Selection of BiBa Parameters

We assume that the sender has $t=1024$ SEALs. Let $P$_f denote the probability that an attacker can find a signature with one trial of one message knowing at most $r$ SEALs. The security parameter is generally expressed as the expected number of hash function operations that an adversary has to perform to forge a signature [15]. For BiBa, the minimum number of hash function operations to forge a signature is $2/P$_f, for simplicity we use $1/P$_f.

Let $P$_S denote the probability that the sender can find a signature in one trial. The expected number of tries that the sender performs to find a signature is $1/P$_S. Without loss of generality we set $P$_S = 0.5.

To achieve good security, the sender can disclose approximately up to $\gamma =10\%$ of the SEALs. Each signature reveals $k$ SEALs. The sender knows $t$ SEALs, so it can produce $\nu =\; \gamma t/k$ signatures in a time period. As we discuss in Section 3, the sender needs to wait for time $\delta$ until it can disclose the SEALs of the next time period. Hence it needs multiple BiBa instances, if it wants to send more than $\nu$ messages per time period $\delta$. Given the packet sending rate $\beta$, the number of BiBa instances needed is $\delta \beta /\nu$.

We now discuss how we choose $n$ and $k$. The choice of $k$ directly determines the signature size.
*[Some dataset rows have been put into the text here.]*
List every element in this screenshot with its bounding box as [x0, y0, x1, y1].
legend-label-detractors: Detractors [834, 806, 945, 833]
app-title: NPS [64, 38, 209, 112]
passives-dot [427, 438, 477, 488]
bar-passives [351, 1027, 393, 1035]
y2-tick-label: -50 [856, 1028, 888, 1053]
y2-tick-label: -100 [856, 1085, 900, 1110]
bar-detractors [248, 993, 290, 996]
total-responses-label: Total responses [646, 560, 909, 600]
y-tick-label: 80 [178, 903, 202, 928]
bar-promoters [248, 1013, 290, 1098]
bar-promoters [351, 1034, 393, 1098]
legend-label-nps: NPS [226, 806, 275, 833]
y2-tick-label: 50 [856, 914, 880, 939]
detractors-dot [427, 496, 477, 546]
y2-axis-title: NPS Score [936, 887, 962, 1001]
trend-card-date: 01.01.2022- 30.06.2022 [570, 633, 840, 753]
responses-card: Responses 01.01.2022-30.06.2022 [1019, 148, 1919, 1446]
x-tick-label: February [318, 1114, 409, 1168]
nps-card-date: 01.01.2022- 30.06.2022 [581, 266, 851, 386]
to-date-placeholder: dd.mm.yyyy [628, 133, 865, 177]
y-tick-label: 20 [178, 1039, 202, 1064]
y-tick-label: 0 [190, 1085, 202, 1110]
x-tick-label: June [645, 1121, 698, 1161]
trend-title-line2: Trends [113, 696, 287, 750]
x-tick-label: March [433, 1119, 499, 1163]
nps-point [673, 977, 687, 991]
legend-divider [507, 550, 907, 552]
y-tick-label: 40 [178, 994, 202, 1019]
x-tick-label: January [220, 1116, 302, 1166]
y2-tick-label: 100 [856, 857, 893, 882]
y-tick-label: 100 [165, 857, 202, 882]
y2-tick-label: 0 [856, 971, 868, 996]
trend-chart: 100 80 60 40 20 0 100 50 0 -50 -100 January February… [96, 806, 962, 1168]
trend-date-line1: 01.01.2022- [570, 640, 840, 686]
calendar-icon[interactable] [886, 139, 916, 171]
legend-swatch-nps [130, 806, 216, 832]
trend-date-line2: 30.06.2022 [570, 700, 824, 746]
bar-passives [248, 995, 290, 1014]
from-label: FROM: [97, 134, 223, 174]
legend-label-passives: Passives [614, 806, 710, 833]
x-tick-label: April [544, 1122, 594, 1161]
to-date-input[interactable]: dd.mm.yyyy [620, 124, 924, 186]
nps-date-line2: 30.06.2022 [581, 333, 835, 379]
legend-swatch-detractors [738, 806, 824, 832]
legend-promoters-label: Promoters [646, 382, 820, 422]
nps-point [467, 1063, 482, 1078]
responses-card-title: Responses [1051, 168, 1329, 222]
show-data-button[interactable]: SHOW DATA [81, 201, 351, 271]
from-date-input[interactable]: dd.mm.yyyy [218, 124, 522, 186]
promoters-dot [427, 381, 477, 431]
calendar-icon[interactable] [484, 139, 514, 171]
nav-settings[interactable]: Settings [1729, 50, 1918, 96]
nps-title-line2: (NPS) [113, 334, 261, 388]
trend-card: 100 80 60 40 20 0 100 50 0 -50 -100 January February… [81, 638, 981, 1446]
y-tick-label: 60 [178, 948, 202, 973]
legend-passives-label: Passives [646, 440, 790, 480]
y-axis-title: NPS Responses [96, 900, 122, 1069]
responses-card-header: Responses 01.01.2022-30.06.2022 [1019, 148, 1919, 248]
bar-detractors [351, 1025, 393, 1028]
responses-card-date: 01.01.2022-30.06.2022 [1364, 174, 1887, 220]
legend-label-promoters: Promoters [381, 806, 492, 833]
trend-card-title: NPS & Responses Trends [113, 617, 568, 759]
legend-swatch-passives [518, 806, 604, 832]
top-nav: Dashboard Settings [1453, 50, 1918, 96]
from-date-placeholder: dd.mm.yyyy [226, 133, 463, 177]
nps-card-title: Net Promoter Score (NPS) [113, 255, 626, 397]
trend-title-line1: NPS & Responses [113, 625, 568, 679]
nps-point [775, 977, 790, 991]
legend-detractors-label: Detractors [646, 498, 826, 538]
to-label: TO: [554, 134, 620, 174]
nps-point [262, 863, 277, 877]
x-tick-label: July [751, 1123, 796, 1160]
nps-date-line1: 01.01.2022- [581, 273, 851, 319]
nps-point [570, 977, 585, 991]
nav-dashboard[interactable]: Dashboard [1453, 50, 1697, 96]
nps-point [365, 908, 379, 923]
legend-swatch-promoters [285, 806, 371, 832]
We can derive the number of bins $n$ from $k$ and the probability $P$_S that the sender finds a signature after one trial. Figure 5 shows how $P$_S decreases as we increase $n$.

  
Figure 5: Probability of finding a twelve-way collision when throwing $1024$ balls into $x$ bins.
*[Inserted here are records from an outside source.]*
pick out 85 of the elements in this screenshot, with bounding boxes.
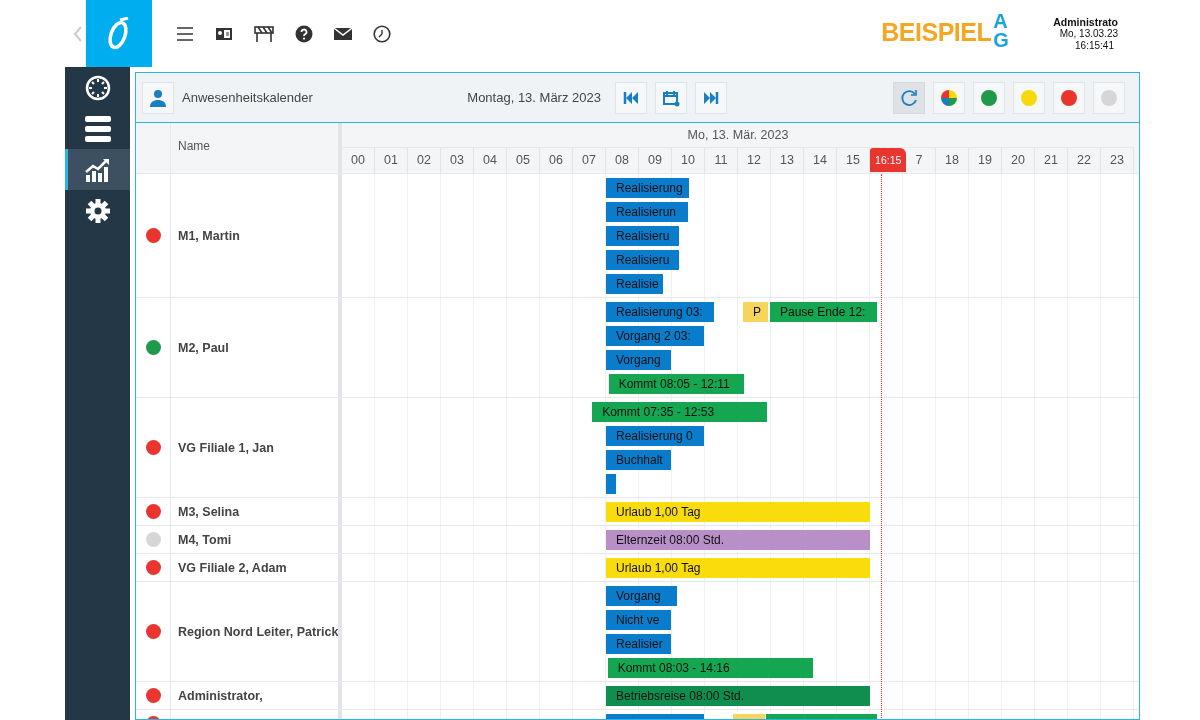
hour-label: 09 <box>648 153 662 168</box>
hour-label: 00 <box>351 153 365 168</box>
time-entry-bar[interactable]: Nicht ve <box>606 610 671 630</box>
time-entry-bar[interactable]: Realisieru <box>606 250 680 270</box>
calendar-button[interactable] <box>655 81 687 114</box>
refresh-icon <box>899 87 919 108</box>
current-time: 16:15:41 <box>1075 39 1114 52</box>
help-icon[interactable] <box>295 24 313 43</box>
time-entry-bar[interactable]: Kommt 08:05 - 12:11 <box>608 374 744 394</box>
refresh-button[interactable] <box>893 81 925 114</box>
employee-name: Region Nord Leiter, Patrick <box>178 624 338 639</box>
time-entry-bar[interactable]: Realisierung 03: <box>606 302 714 322</box>
hour-label: 22 <box>1077 153 1091 168</box>
hour-label: 05 <box>516 153 530 168</box>
calendar-title: Anwesenheitskalender <box>182 90 313 105</box>
hour-label: 23 <box>1110 153 1124 168</box>
barrier-icon[interactable] <box>254 24 274 43</box>
hour-label: 07 <box>582 153 596 168</box>
time-entry-bar[interactable]: Vorgang <box>606 350 671 370</box>
hour-label: 7 <box>915 153 923 168</box>
hour-label: 04 <box>483 153 497 168</box>
time-entry-bar[interactable]: Vorgang 2 03: <box>606 326 704 346</box>
hour-label: 13 <box>780 153 794 168</box>
time-entry-bar[interactable]: Realisierung 0 <box>606 426 704 446</box>
clock-icon[interactable] <box>373 24 391 43</box>
time-entry-bar[interactable]: Elternzeit 08:00 Std. <box>606 530 870 550</box>
calendar-icon <box>662 88 680 107</box>
mail-icon[interactable] <box>334 26 352 41</box>
hour-label: 03 <box>450 153 464 168</box>
employee-name: Administrator, <box>178 688 263 703</box>
time-entry-bar[interactable]: Realisieru <box>606 226 680 246</box>
chart-icon <box>84 157 111 182</box>
time-entry-bar[interactable]: Urlaub 1,00 Tag <box>606 502 870 522</box>
status-filter-button[interactable] <box>973 81 1005 114</box>
hour-label: 06 <box>549 153 563 168</box>
time-entry-bar[interactable]: Betriebsreise 08:00 Std. <box>606 686 870 706</box>
pie-icon <box>940 88 958 107</box>
brand-suffix: AG <box>993 11 1010 50</box>
time-entry-bar[interactable]: Realisie <box>606 274 664 294</box>
time-entry-bar[interactable]: Realisierun <box>606 202 688 222</box>
menu-icon <box>84 114 111 143</box>
time-entry-bar[interactable]: Kommt 07:35 - 12:53 <box>592 402 767 422</box>
time-entry-bar[interactable]: Pause Ende 12: <box>770 302 878 322</box>
settings-icon <box>84 197 111 224</box>
current-time-marker: 16:15 <box>870 147 907 172</box>
time-entry-bar[interactable]: Urlaub 1,00 Tag <box>606 558 870 578</box>
time-entry-bar[interactable]: Realisier <box>606 634 671 654</box>
time-entry-bar[interactable]: Buchhalt <box>606 450 671 470</box>
next-button[interactable] <box>695 81 727 114</box>
menu-icon[interactable] <box>176 25 194 42</box>
time-entry-bar[interactable]: Realisierung <box>606 178 689 198</box>
status-filter-button[interactable] <box>1053 81 1085 114</box>
hour-label: 14 <box>813 153 827 168</box>
person-icon <box>149 88 167 107</box>
employee-name: VG Filiale 1, Jan <box>178 440 274 455</box>
sidebar-item[interactable] <box>65 149 130 190</box>
hour-label: 10 <box>681 153 695 168</box>
time-entry-bar[interactable]: Vorgang <box>606 586 677 606</box>
user-name: Administrato <box>1053 15 1118 28</box>
time-entry-bar[interactable]: Kommt 08:03 - 14:16 <box>607 658 813 678</box>
current-date: Mo, 13.03.23 <box>1059 27 1118 40</box>
hour-label: 19 <box>978 153 992 168</box>
hour-label: 11 <box>714 153 728 168</box>
dashboard-icon <box>84 74 111 101</box>
hour-label: 20 <box>1011 153 1025 168</box>
user-button[interactable] <box>142 81 174 114</box>
hour-label: 18 <box>945 153 959 168</box>
hour-label: 02 <box>417 153 431 168</box>
all-status-filter-button[interactable] <box>933 81 965 114</box>
hour-label: 08 <box>615 153 629 168</box>
employee-name: VG Filiale 2, Adam <box>178 560 287 575</box>
previous-button[interactable] <box>615 81 647 114</box>
employee-name: M2, Paul <box>178 340 229 355</box>
employee-name: M4, Tomi <box>178 532 232 547</box>
name-column-header: Name <box>171 123 342 173</box>
employee-name: M3, Selina <box>178 504 240 519</box>
hour-label: 12 <box>747 153 761 168</box>
selected-date: Montag, 13. März 2023 <box>467 90 601 105</box>
day-header: Mo, 13. Mär. 2023 <box>686 126 790 144</box>
brand-name: BEISPIEL <box>881 17 992 47</box>
hour-label: 15 <box>846 153 860 168</box>
employee-name: M1, Martin <box>178 228 240 243</box>
hour-label: 01 <box>384 153 398 168</box>
time-entry-bar[interactable]: P <box>742 302 768 322</box>
hour-label: 21 <box>1044 153 1058 168</box>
Once we fix $n$ and $k$ we can derive the number of SEALs that the sender can disclose such that the adversary has at most a probability of $P$_f to forge a signature. Figure 6 depicts the probability distribution to find a signature given a certain number of SEALs. As we can see in Figure 6(a), $P$_f quickly decreases as the sender decreases the number of SEALs it discloses. If $P$_f is too high (insufficient security) for a $k$-way collision, we need to increase $k$.

 
   

Figure 6: Probability of finding a signature given $x$ SEALs. These probabilities are for the scheme $k=12,\; n=222$.